Capability routing is deterministic — a three-axis function (mode × tier × host) selects (host, model) per task by filtering guild.host_capability.v1 manifests. The function must return in < 5 ms with no network call. A ranked fallback chain fires on manifest absence, auth failure, or rate-limit — never silently downgrading tier.

See Configuration reference for defaults.cross_host.* keys.

SQLite read-through recall

.guild/index.sqlite is a rebuildable derived cache — never the system of record. Delete it for zero data loss (only speed loss).

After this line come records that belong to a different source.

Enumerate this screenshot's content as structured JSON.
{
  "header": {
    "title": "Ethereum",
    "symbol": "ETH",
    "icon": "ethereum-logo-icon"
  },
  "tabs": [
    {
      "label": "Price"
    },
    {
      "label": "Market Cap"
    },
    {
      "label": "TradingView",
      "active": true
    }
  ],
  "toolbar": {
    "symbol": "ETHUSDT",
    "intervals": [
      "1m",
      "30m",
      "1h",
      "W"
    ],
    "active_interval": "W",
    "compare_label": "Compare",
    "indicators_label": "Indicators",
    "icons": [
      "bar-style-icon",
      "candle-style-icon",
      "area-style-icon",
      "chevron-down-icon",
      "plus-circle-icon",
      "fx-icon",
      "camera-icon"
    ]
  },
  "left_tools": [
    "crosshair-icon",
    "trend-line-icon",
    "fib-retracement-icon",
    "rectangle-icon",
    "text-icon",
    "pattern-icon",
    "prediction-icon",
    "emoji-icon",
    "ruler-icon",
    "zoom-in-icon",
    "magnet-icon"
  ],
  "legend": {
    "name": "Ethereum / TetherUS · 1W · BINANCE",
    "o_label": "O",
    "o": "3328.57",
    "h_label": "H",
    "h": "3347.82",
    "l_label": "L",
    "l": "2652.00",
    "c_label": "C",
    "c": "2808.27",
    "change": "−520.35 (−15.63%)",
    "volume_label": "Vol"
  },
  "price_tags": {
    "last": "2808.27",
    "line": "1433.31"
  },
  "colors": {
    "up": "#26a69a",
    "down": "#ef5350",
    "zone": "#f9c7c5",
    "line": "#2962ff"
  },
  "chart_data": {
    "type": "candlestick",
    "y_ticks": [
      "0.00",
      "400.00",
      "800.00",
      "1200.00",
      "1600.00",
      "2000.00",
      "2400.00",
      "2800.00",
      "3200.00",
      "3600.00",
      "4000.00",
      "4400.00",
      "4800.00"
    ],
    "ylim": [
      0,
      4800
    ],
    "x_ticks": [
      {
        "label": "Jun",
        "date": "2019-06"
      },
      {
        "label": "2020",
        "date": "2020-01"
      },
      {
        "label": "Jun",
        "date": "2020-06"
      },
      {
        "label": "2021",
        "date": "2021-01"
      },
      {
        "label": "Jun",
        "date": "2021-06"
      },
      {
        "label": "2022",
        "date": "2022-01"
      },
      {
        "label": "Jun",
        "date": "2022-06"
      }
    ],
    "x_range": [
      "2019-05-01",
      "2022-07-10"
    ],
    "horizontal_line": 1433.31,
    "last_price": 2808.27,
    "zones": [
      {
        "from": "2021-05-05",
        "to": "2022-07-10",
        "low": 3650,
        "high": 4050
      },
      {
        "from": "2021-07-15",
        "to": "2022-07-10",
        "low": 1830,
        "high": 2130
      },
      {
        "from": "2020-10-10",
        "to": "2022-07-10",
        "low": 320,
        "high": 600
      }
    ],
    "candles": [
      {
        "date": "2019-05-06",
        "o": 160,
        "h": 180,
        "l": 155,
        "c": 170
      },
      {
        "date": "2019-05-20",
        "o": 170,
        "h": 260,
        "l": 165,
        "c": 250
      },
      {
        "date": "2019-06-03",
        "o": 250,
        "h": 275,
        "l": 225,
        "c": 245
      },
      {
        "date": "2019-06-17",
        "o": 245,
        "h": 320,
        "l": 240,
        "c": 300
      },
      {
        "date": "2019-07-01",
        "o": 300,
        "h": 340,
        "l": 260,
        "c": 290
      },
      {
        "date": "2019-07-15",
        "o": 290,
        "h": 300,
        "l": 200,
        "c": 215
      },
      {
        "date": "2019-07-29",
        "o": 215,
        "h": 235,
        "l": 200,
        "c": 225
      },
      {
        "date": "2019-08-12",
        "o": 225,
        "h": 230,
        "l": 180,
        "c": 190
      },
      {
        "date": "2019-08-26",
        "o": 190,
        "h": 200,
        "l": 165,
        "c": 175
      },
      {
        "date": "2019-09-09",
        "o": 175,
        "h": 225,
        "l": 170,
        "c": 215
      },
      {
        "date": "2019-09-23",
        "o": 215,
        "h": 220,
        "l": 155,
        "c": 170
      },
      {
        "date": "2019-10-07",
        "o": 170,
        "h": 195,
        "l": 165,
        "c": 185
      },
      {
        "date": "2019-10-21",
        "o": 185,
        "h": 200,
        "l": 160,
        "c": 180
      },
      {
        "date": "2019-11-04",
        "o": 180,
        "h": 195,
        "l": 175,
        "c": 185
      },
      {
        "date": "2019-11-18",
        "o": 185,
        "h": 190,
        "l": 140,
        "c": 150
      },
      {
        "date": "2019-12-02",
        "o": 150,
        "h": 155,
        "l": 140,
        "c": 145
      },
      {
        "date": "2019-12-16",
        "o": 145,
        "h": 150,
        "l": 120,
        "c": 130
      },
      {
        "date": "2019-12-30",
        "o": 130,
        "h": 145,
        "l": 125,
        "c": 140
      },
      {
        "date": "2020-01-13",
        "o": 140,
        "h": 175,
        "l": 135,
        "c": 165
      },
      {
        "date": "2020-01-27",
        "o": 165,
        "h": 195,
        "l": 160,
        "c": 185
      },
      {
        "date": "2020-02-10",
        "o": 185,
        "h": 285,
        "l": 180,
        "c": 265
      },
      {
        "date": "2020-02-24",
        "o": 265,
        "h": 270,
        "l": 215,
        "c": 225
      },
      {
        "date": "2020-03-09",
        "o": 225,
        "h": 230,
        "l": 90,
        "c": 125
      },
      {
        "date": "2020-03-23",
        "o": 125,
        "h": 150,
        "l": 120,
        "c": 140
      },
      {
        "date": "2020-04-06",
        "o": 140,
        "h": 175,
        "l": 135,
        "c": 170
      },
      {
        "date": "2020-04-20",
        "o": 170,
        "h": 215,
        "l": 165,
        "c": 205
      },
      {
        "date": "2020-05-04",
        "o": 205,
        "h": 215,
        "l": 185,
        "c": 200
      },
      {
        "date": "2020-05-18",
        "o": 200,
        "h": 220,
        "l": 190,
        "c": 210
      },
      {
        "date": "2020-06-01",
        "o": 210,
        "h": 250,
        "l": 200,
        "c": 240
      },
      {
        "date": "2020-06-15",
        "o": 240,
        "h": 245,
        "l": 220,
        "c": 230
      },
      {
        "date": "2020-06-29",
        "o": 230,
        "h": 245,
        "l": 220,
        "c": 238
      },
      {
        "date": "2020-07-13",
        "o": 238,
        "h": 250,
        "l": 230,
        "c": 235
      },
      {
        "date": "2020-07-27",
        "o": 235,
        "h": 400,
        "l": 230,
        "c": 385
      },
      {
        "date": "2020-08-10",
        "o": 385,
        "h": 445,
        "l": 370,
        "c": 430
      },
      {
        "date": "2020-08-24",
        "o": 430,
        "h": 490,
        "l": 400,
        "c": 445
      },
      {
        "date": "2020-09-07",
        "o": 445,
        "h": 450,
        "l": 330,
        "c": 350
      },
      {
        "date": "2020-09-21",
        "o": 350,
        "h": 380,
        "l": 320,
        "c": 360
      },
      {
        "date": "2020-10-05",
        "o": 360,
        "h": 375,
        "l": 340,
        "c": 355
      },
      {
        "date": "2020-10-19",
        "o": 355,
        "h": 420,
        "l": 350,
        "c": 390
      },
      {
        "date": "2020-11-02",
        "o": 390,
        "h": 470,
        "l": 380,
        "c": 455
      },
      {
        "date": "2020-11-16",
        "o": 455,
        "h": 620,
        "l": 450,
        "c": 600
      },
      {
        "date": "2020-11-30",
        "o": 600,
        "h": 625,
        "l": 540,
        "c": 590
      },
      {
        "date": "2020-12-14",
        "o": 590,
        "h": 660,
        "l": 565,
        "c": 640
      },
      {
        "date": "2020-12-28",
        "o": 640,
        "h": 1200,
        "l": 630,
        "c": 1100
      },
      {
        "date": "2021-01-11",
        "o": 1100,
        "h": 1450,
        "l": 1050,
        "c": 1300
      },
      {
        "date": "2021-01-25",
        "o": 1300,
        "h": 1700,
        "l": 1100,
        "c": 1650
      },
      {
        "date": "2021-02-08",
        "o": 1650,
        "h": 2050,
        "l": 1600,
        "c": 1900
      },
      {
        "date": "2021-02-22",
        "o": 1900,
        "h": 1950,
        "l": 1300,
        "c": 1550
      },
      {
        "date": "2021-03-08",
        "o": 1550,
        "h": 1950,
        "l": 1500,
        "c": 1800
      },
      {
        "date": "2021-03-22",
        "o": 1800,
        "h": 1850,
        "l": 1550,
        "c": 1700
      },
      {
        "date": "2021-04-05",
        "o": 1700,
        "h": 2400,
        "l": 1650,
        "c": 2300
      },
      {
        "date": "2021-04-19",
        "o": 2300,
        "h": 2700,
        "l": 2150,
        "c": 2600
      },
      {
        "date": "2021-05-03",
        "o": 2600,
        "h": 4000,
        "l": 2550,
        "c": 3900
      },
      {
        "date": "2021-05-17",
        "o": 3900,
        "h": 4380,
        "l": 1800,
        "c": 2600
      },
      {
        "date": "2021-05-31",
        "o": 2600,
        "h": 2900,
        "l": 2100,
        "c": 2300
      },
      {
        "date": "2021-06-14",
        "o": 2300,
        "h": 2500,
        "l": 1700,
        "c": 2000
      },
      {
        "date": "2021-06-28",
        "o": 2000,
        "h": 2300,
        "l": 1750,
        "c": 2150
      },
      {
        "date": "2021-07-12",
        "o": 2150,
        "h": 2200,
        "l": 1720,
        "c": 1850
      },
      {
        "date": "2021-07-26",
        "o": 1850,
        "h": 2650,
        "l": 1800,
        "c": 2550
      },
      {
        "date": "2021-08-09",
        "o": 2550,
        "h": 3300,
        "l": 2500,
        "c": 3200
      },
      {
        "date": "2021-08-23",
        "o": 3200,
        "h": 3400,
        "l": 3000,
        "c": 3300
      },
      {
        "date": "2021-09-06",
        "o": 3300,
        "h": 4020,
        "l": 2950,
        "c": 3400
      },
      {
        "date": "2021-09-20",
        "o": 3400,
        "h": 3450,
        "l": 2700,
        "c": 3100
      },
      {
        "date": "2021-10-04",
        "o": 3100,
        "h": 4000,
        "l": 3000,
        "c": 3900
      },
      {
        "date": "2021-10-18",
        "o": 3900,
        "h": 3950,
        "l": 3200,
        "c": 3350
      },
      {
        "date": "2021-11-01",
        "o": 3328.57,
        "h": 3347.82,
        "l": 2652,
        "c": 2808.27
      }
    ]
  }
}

The index is dark until measured-slowness thresholds fire (defaults: 500 wiki files, 2 000 knowledge-graph nodes, 20 runs). Below every threshold, all reads use direct file parse or the guild-memory BM25 path. The wiki_fts table (FTS5, bm25() ranking) is populated exclusively by guild:wiki-ingest and guild:decisions. See Context Assembly for the two-path recall implementation.

Observability

Guild writes structured trace events to .guild/runs/<run-id>/logs/v1.4-events.jsonl. The optional guild-telemetry MCP server provides read-only structured query tools:

  • trace_list_runs — list run IDs
  • trace_summary — phase + specialist breakdown per run
  • trace_cost_rollup — token and cost aggregates by tier, specialist, or phase

The guild-telemetry MCP is optional — Guild works without it.

Security posture

Capability-scope enforcement. Agent definitions may carry a capability_scope: frontmatter block (op-class allowlist, network flag, write scope). The PreToolUse hook enforces it — violations block the tool call and emit a security event to runs/<run-id>/logs/security-events.jsonl.

Secrets policy. A scrubber (redact-log.ts) runs over all .guild/ artifact writes. Durable artifacts (handoff, wiki, review) are fail-closed on scrub failure. Local telemetry is fail-open with a warning.

Untrusted-content defense. guild:context-assemble wraps recalled chunks in trust markers: operator (skill bodies — no wrapper), reviewed (human-promoted wiki pages), synthesized (auto-generated candidates — trusted=false). A BM25 anomaly gate prevents silent semantic displacement at ingest.